NEW YORK (TheStreet) -- Shares of Abbott Laboratories (ABT) - Get Report were sliding in late-morning trading on Wednesday despite the FDA today granting approval of the Chicago-based company's FreeStyle Libre Pro system.
The health care company's FreeStyle Libre Pro system continually monitors glucose levels for patients with diabetes. The system gives a snapshot of hypoglycemic patterns and trends in glucose data, Abbott said in a statement.
Abbott said the FreeStyle Libre Pro is a part of its sensing technology product line.
Additionally, a recent SEC filing indicated that mediation talks between Abbott and the Waltham, MA-based diagnostic device provider Alere (ALR) have dissolved.
TheStreet's David Marcus said Alere is likely to proceed with a lawsuit in Delaware Chancery Court where it's trying to force Abbott's $5.6 billion purchase of Alere.

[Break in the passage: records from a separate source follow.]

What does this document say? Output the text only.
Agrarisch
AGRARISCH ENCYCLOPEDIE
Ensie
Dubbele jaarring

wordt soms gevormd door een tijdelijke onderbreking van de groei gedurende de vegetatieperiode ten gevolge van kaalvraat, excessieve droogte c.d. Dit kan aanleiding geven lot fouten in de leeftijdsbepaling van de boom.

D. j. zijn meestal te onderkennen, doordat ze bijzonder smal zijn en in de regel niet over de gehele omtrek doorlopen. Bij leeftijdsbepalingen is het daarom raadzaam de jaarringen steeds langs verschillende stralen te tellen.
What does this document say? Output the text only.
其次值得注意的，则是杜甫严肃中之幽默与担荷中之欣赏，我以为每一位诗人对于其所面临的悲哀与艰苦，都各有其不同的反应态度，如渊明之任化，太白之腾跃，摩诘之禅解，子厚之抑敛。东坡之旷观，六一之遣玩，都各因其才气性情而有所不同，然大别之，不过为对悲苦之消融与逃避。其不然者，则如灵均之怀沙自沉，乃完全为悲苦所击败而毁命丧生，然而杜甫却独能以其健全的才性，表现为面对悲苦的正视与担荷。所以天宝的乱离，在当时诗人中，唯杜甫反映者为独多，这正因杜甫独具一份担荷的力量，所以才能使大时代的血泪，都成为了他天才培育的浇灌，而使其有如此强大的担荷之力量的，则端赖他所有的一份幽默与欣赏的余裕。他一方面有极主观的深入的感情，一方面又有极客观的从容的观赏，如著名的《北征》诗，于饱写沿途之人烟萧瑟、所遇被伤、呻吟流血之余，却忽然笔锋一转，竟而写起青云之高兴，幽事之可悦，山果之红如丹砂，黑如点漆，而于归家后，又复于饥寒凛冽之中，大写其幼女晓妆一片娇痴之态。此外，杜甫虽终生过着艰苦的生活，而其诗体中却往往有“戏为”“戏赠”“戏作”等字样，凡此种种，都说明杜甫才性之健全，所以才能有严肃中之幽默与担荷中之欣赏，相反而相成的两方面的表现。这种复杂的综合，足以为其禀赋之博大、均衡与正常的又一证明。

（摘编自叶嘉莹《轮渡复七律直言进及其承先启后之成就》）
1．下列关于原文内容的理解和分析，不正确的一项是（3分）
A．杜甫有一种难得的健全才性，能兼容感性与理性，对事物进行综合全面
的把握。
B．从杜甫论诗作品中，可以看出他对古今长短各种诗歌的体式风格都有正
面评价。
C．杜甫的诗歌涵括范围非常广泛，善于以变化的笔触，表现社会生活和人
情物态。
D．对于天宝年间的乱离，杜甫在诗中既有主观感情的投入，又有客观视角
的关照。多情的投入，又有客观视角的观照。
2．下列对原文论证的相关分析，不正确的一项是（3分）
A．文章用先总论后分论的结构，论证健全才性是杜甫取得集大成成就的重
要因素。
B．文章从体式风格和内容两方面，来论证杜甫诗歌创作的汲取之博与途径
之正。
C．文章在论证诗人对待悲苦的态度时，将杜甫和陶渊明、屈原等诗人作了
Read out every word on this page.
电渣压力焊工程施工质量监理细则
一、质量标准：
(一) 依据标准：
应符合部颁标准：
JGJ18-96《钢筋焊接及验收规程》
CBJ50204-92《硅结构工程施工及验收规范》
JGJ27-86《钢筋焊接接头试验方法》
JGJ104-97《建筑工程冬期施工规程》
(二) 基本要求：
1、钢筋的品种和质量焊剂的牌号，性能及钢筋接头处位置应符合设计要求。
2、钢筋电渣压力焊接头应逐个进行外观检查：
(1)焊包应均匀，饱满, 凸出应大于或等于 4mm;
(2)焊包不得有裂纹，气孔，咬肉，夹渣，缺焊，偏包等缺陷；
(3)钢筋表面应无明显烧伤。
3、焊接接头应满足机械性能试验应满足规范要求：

The deal's progress slowed once Alere announced it had been subpoenaed by the Justice Department over its sales practices in Africa, Asia and Latin America.
Separately, TheStreet Ratings objectively rated this stock according to its "risk-adjusted" total return prospect over a 12-month investment horizon. Not based on the news in any given day, the rating may differ from Jim Cramer's view or that of this articles's author. TheStreet Ratings has this to say about the recommendation:
TheStreet Ratings team rates Abbott as a Buy with a ratings score of B-. This is driven by several positive factors, which it believes should have a greater impact than any weaknesses, and should give investors a better performance opportunity than most stocks it covers. The company's strengths can be seen in multiple areas, such as its revenue growth, reasonable valuation levels, largely solid financial position with reasonable debt levels by most measures and expanding profit margins. The team feels its strengths outweigh the fact that the company has had sub par growth in net income.